SIEM requires a great deal of planning and provisioning. They must start by creating a profile of the system under normal conditions. Assuming the definition of “normal” will stay the same over time is one of the weaknesses of SIEM. In cloud-native applications, there are many moving pieces and lots more complexity. The lifespan of a container is typically a few hours long, and organizations spin up new containers in the thousands per day. SIEM’s upfront planning cannot take into account such frantic rates of change.
The need for a high level of provisioning makes it difficult to build lean, agile SIEM-based defenses that are also reliable. Unless you are very careful (and lucky), you end up either over-provisioning (which leads to wasted resources and money) or under-provisioning (which leaves you at risk of not being able to accommodate your load).
SIEM’s rigid architecture results in many gaps in information. With only a partial version of what’s really happening, security teams are unable to take action as quickly and decisively as they need to. The cloud needs more than just monitoring information—It needs the ability to go from analysis to action. Doing this requires the ability to distinguish noise from alerts easily. Otherwise, your team will suffer from alert fatigue and stop paying attention to critical notifications because it receives too many alerts that appear serious, even though not all are.
The cloud needs a new breed of information management tools.
Cloud security tools need to be able to scale out effortlessly. Elasticity is one of the key differentiating factors between traditional and cloud-based apps, and monitoring tools should reflect this reality.
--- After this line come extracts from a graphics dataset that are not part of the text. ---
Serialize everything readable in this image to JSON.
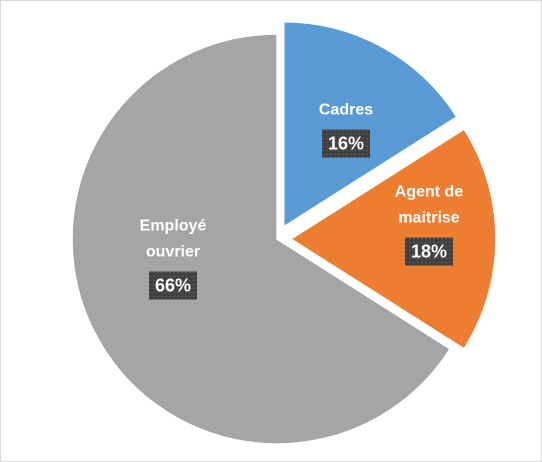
{
  "chart_data": {
    "type": "pie",
    "categories": [
      "Cadres",
      "Agent de maitrise",
      "Employé ouvrier"
    ],
    "values": [
      16,
      18,
      66
    ],
    "value_labels": [
      "16%",
      "18%",
      "66%"
    ],
    "colors": [
      "#5b9bd5",
      "#ed7d31",
      "#a5a5a5"
    ]
  }
}
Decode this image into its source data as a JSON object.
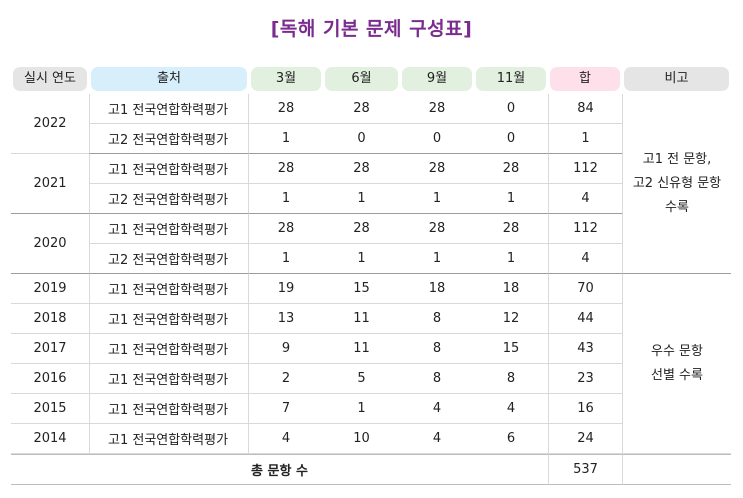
{
  "title": "[독해 기본 문제 구성표]",
  "headers": [
    "실시 연도",
    "출처",
    "3월",
    "6월",
    "9월",
    "11월",
    "합",
    "비고"
  ],
  "groups_2020_2022": [
    {
      "year": "2022",
      "rows": [
        {
          "source": "고1 전국연합학력평가",
          "m3": "28",
          "m6": "28",
          "m9": "28",
          "m11": "0",
          "sum": "84"
        },
        {
          "source": "고2 전국연합학력평가",
          "m3": "1",
          "m6": "0",
          "m9": "0",
          "m11": "0",
          "sum": "1"
        }
      ]
    },
    {
      "year": "2021",
      "rows": [
        {
          "source": "고1 전국연합학력평가",
          "m3": "28",
          "m6": "28",
          "m9": "28",
          "m11": "28",
          "sum": "112"
        },
        {
          "source": "고2 전국연합학력평가",
          "m3": "1",
          "m6": "1",
          "m9": "1",
          "m11": "1",
          "sum": "4"
        }
      ]
    },
    {
      "year": "2020",
      "rows": [
        {
          "source": "고1 전국연합학력평가",
          "m3": "28",
          "m6": "28",
          "m9": "28",
          "m11": "28",
          "sum": "112"
        },
        {
          "source": "고2 전국연합학력평가",
          "m3": "1",
          "m6": "1",
          "m9": "1",
          "m11": "1",
          "sum": "4"
        }
      ]
    }
  ],
  "note_2020_2022": "고1 전 문항,\n고2 신유형 문항\n수록",
  "rows_2014_2019": [
    {
      "year": "2019",
      "source": "고1 전국연합학력평가",
      "m3": "19",
      "m6": "15",
      "m9": "18",
      "m11": "18",
      "sum": "70"
    },
    {
      "year": "2018",
      "source": "고1 전국연합학력평가",
      "m3": "13",
      "m6": "11",
      "m9": "8",
      "m11": "12",
      "sum": "44"
    },
    {
      "year": "2017",
      "source": "고1 전국연합학력평가",
      "m3": "9",
      "m6": "11",
      "m9": "8",
      "m11": "15",
      "sum": "43"
    },
    {
      "year": "2016",
      "source": "고1 전국연합학력평가",
      "m3": "2",
      "m6": "5",
      "m9": "8",
      "m11": "8",
      "sum": "23"
    },
    {
      "year": "2015",
      "source": "고1 전국연합학력평가",
      "m3": "7",
      "m6": "1",
      "m9": "4",
      "m11": "4",
      "sum": "16"
    },
    {
      "year": "2014",
      "source": "고1 전국연합학력평가",
      "m3": "4",
      "m6": "10",
      "m9": "4",
      "m11": "6",
      "sum": "24"
    }
  ],
  "note_2014_2019": "우수 문항\n선별 수록",
  "total_label": "총 문항 수",
  "total_value": "537",
  "colors": {
    "title": "#7a2d8f",
    "header_gray": "#e5e5e5",
    "header_blue": "#d7eefb",
    "header_green": "#e2f0e0",
    "header_pink": "#fde0ea"
  }
}
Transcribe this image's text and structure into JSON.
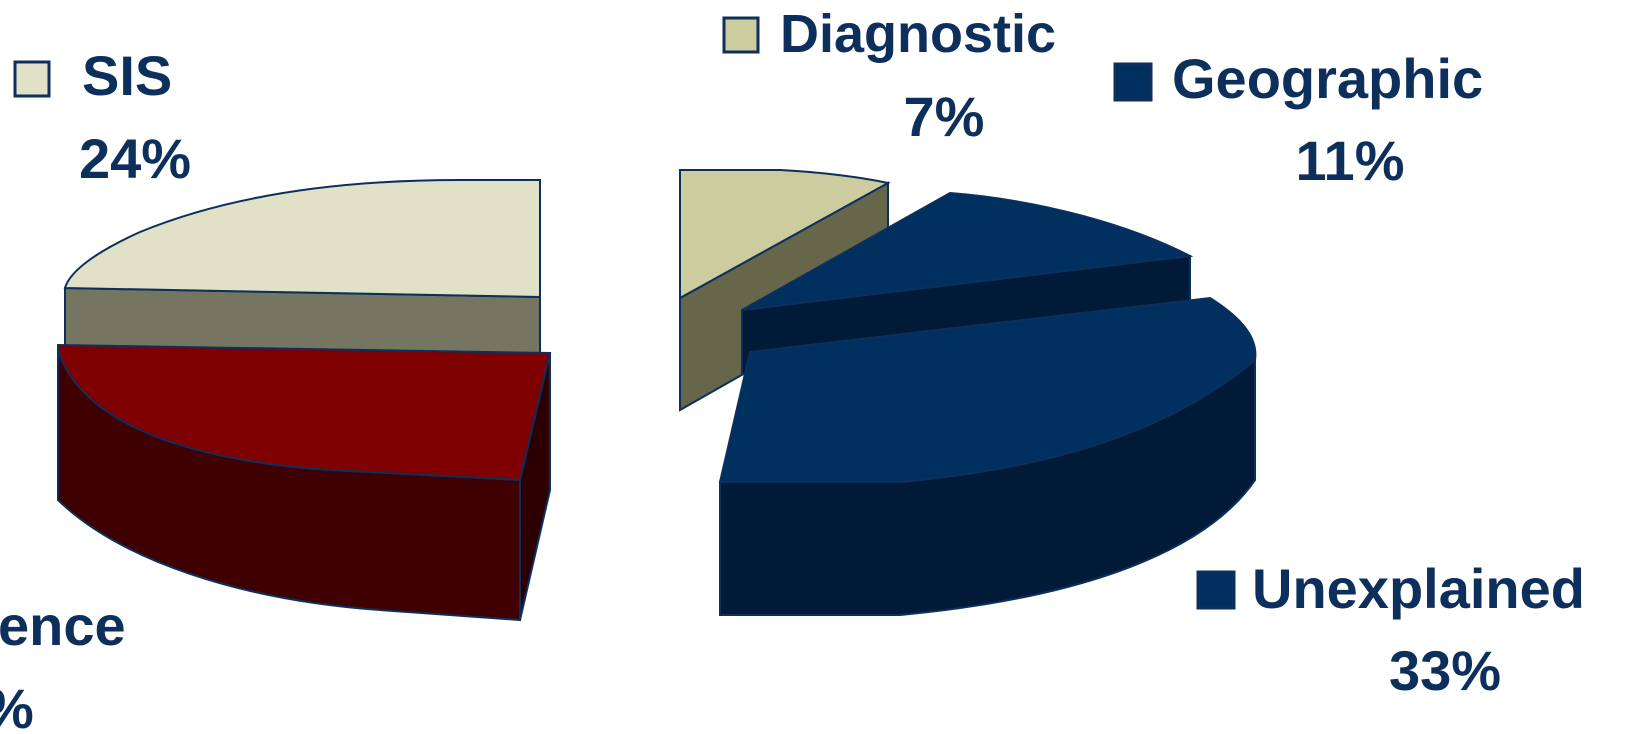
{
  "chart_data": {
    "type": "pie",
    "three_d": true,
    "slices": [
      {
        "label": "SIS",
        "value": 24,
        "value_label": "24%",
        "color": "#e1e1c7"
      },
      {
        "label": "Diagnostic",
        "value": 7,
        "value_label": "7%",
        "color": "#cccc9e"
      },
      {
        "label": "Geographic",
        "value": 11,
        "value_label": "11%",
        "color": "#00305f"
      },
      {
        "label": "Unexplained",
        "value": 33,
        "value_label": "33%",
        "color": "#00305f"
      },
      {
        "label": "ence",
        "value": null,
        "value_label": "%",
        "color": "#7f0000"
      }
    ],
    "label_color": "#0d2f5c"
  }
}
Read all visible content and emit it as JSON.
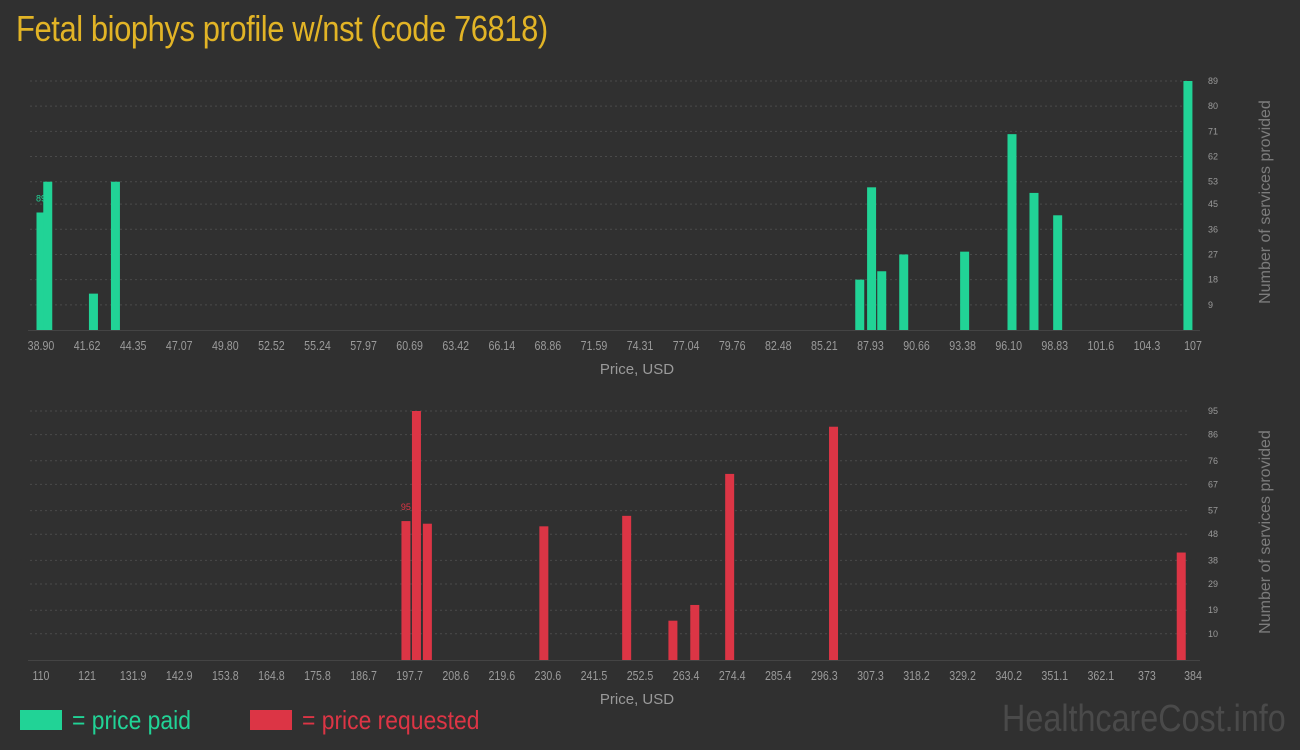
{
  "title": "Fetal biophys profile w/nst (code 76818)",
  "colors": {
    "paid": "#21d396",
    "requested": "#dc3545",
    "title": "#e2b426",
    "grid": "#4a4a4a"
  },
  "legend": {
    "paid": "= price paid",
    "requested": "= price requested"
  },
  "watermark": "HealthcareCost.info",
  "chart_data": [
    {
      "type": "bar",
      "series_name": "price paid",
      "xlabel": "Price, USD",
      "ylabel": "Number of services provided",
      "x_ticks": [
        "38.90",
        "41.62",
        "44.35",
        "47.07",
        "49.80",
        "52.52",
        "55.24",
        "57.97",
        "60.69",
        "63.42",
        "66.14",
        "68.86",
        "71.59",
        "74.31",
        "77.04",
        "79.76",
        "82.48",
        "85.21",
        "87.93",
        "90.66",
        "93.38",
        "96.10",
        "98.83",
        "101.6",
        "104.3",
        "107"
      ],
      "x_range": [
        38.9,
        107
      ],
      "y_ticks": [
        9,
        18,
        27,
        36,
        45,
        53,
        62,
        71,
        80,
        89
      ],
      "ylim": [
        0,
        89
      ],
      "max_label": "89",
      "bars": [
        {
          "x": 38.9,
          "y": 42
        },
        {
          "x": 39.3,
          "y": 53
        },
        {
          "x": 42.0,
          "y": 13
        },
        {
          "x": 43.3,
          "y": 53
        },
        {
          "x": 87.3,
          "y": 18
        },
        {
          "x": 88.0,
          "y": 51
        },
        {
          "x": 88.6,
          "y": 21
        },
        {
          "x": 89.9,
          "y": 27
        },
        {
          "x": 93.5,
          "y": 28
        },
        {
          "x": 96.3,
          "y": 70
        },
        {
          "x": 97.6,
          "y": 49
        },
        {
          "x": 99.0,
          "y": 41
        },
        {
          "x": 106.7,
          "y": 89
        }
      ]
    },
    {
      "type": "bar",
      "series_name": "price requested",
      "xlabel": "Price, USD",
      "ylabel": "Number of services provided",
      "x_ticks": [
        "110",
        "121",
        "131.9",
        "142.9",
        "153.8",
        "164.8",
        "175.8",
        "186.7",
        "197.7",
        "208.6",
        "219.6",
        "230.6",
        "241.5",
        "252.5",
        "263.4",
        "274.4",
        "285.4",
        "296.3",
        "307.3",
        "318.2",
        "329.2",
        "340.2",
        "351.1",
        "362.1",
        "373",
        "384"
      ],
      "x_range": [
        110,
        384
      ],
      "y_ticks": [
        10,
        19,
        29,
        38,
        48,
        57,
        67,
        76,
        86,
        95
      ],
      "ylim": [
        0,
        95
      ],
      "max_label": "95",
      "bars": [
        {
          "x": 196.8,
          "y": 53
        },
        {
          "x": 199.3,
          "y": 95
        },
        {
          "x": 201.9,
          "y": 52
        },
        {
          "x": 229.6,
          "y": 51
        },
        {
          "x": 249.3,
          "y": 55
        },
        {
          "x": 260.3,
          "y": 15
        },
        {
          "x": 265.5,
          "y": 21
        },
        {
          "x": 273.8,
          "y": 71
        },
        {
          "x": 298.5,
          "y": 89
        },
        {
          "x": 381.2,
          "y": 41
        }
      ]
    }
  ]
}
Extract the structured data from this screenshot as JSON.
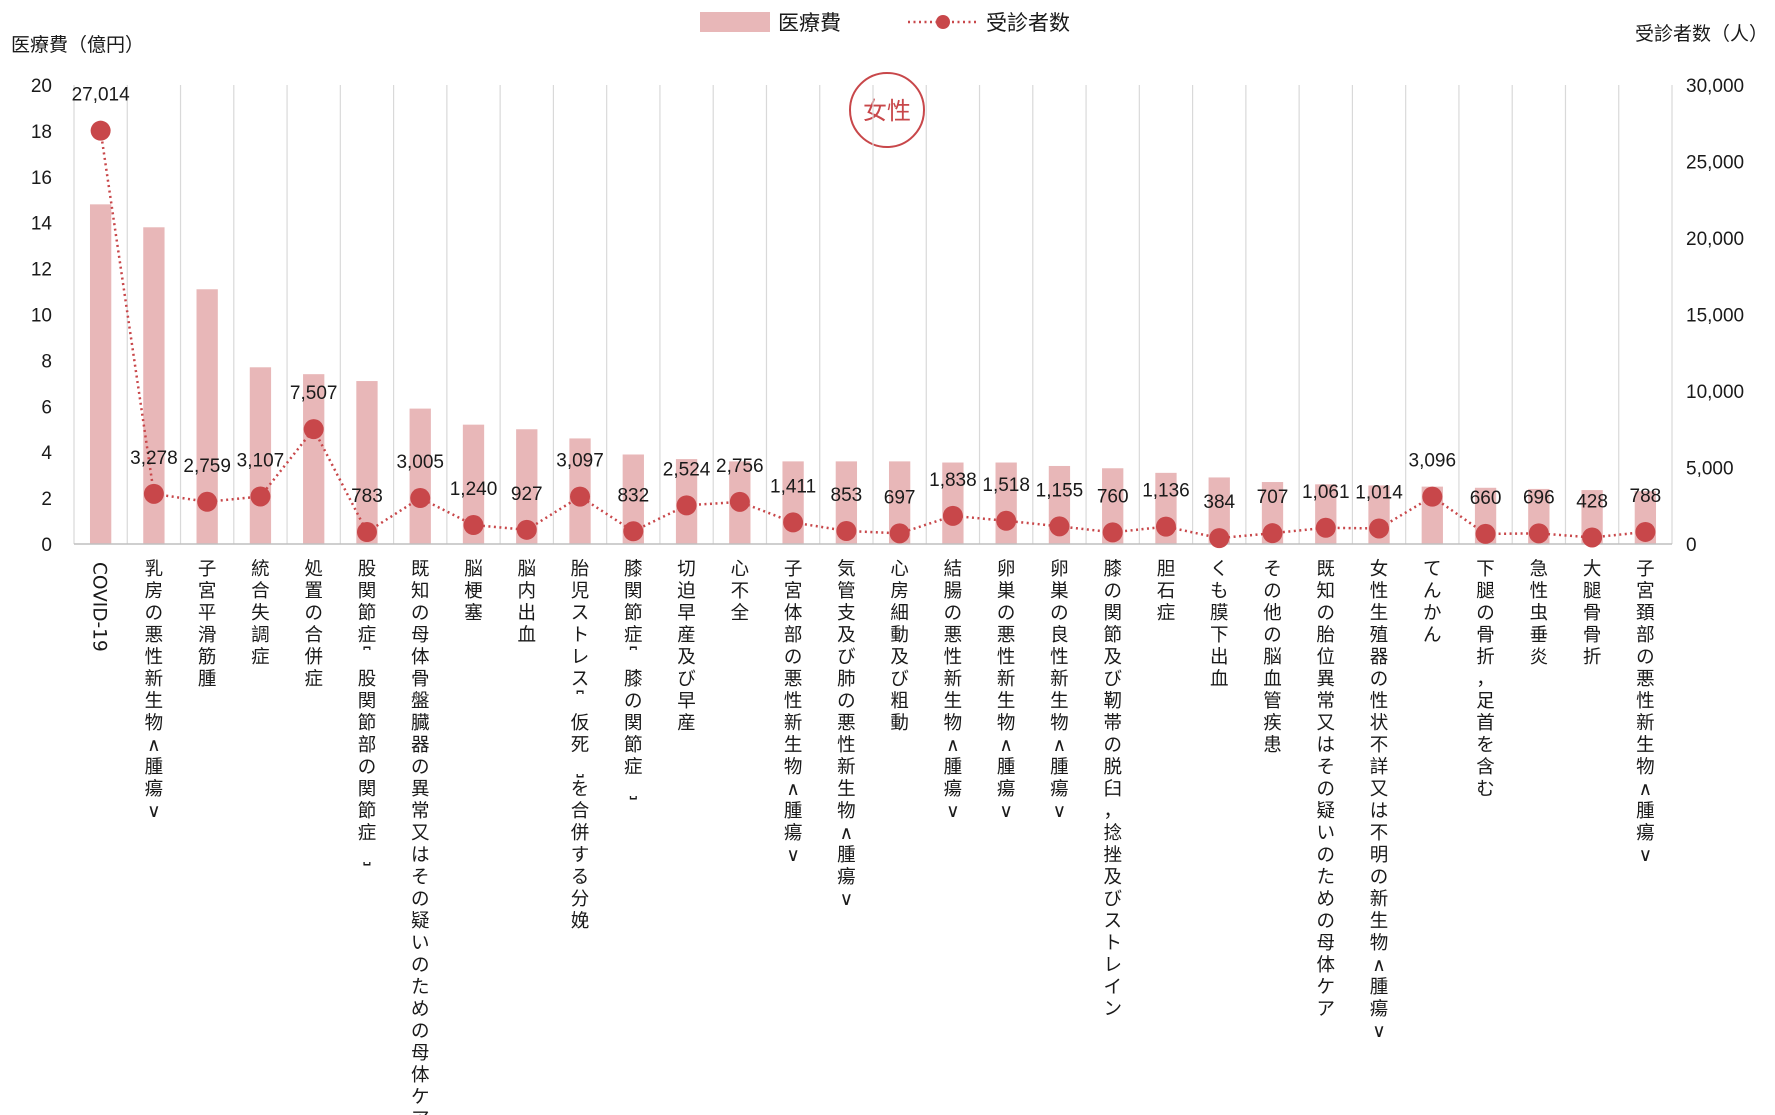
{
  "legend": {
    "bar_label": "医療費",
    "line_label": "受診者数"
  },
  "badge": "女性",
  "colors": {
    "bar": "#e8b7b8",
    "line": "#c8474a",
    "grid": "#d9d9d9",
    "axis": "#bfbfbf"
  },
  "chart_data": {
    "type": "bar",
    "ylabel": "医療費（億円）",
    "y2label": "受診者数（人）",
    "ylim": [
      0,
      20
    ],
    "yticks": [
      0,
      2,
      4,
      6,
      8,
      10,
      12,
      14,
      16,
      18,
      20
    ],
    "y2lim": [
      0,
      30000
    ],
    "y2ticks": [
      "0",
      "5,000",
      "10,000",
      "15,000",
      "20,000",
      "25,000",
      "30,000"
    ],
    "grid": "vertical",
    "legend_position": "top-center",
    "categories": [
      "COVID-19",
      "乳房の悪性新生物<腫瘍>",
      "子宮平滑筋腫",
      "統合失調症",
      "処置の合併症",
      "股関節症[股関節部の関節症]",
      "既知の母体骨盤臓器の異常又はその疑いのための母体ケア",
      "脳梗塞",
      "脳内出血",
      "胎児ストレス[仮死]を合併する分娩",
      "膝関節症[膝の関節症]",
      "切迫早産及び早産",
      "心不全",
      "子宮体部の悪性新生物<腫瘍>",
      "気管支及び肺の悪性新生物<腫瘍>",
      "心房細動及び粗動",
      "結腸の悪性新生物<腫瘍>",
      "卵巣の悪性新生物<腫瘍>",
      "卵巣の良性新生物<腫瘍>",
      "膝の関節及び靭帯の脱臼，捻挫及びストレイン",
      "胆石症",
      "くも膜下出血",
      "その他の脳血管疾患",
      "既知の胎位異常又はその疑いのための母体ケア",
      "女性生殖器の性状不詳又は不明の新生物<腫瘍>",
      "てんかん",
      "下腿の骨折，足首を含む",
      "急性虫垂炎",
      "大腿骨骨折",
      "子宮頚部の悪性新生物<腫瘍>"
    ],
    "series": [
      {
        "name": "医療費",
        "type": "bar",
        "axis": "left",
        "values": [
          14.8,
          13.8,
          11.1,
          7.7,
          7.4,
          7.1,
          5.9,
          5.2,
          5.0,
          4.6,
          3.9,
          3.7,
          3.6,
          3.6,
          3.6,
          3.6,
          3.55,
          3.55,
          3.4,
          3.3,
          3.1,
          2.9,
          2.7,
          2.6,
          2.55,
          2.5,
          2.45,
          2.4,
          2.35,
          2.3
        ]
      },
      {
        "name": "受診者数",
        "type": "line",
        "axis": "right",
        "values": [
          27014,
          3278,
          2759,
          3107,
          7507,
          783,
          3005,
          1240,
          927,
          3097,
          832,
          2524,
          2756,
          1411,
          853,
          697,
          1838,
          1518,
          1155,
          760,
          1136,
          384,
          707,
          1061,
          1014,
          3096,
          660,
          696,
          428,
          788
        ],
        "labels": [
          "27,014",
          "3,278",
          "2,759",
          "3,107",
          "7,507",
          "783",
          "3,005",
          "1,240",
          "927",
          "3,097",
          "832",
          "2,524",
          "2,756",
          "1,411",
          "853",
          "697",
          "1,838",
          "1,518",
          "1,155",
          "760",
          "1,136",
          "384",
          "707",
          "1,061",
          "1,014",
          "3,096",
          "660",
          "696",
          "428",
          "788"
        ]
      }
    ]
  }
}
Scalability doesn’t just mean adding more nodes to copy. With the additional data storage needs, it also means being able to enjoy the same level of monitoring, whether you’re running ten containers, or tens of thousands of them.
With the advent of containerization, the application stack is becoming more complex. There are many APIs, plugins, third-party services, and underlying platforms that all require plumbing. Each of these sources needs monitoring and needs to be secured. You can’t write parsers for all of them. What you need is flexible, no-parse storage on ingested data.
Most organizations invest lots of money in protection and very little in incident response and detection. Organizations require a plan when a breach happens, and tool flexibility to address it. Cloud security tools need to prioritize incident response and hunting capabilities. Beyond collecting data, security teams in the cloud need to leverage machine learning to glean predictive insight from the data, automate incident response wherever possible, and be able to act in real time.
Security in the cloud is essentially the same as security for a traditional on-premises environment. What you do does not fundamentally change—Your goal is still to secure your environment. However, it’s how you implement those security control changes that is different. SIEM tools fall short in this respect. They were built for on-premises applications, and are unable to cater to the needs of cloud-based and containerized apps that are a collection of microservices. Today’s apps need a cloud-native monitoring tool that doesn’t just ingest data, but also gets teams to take action on it faster than ever.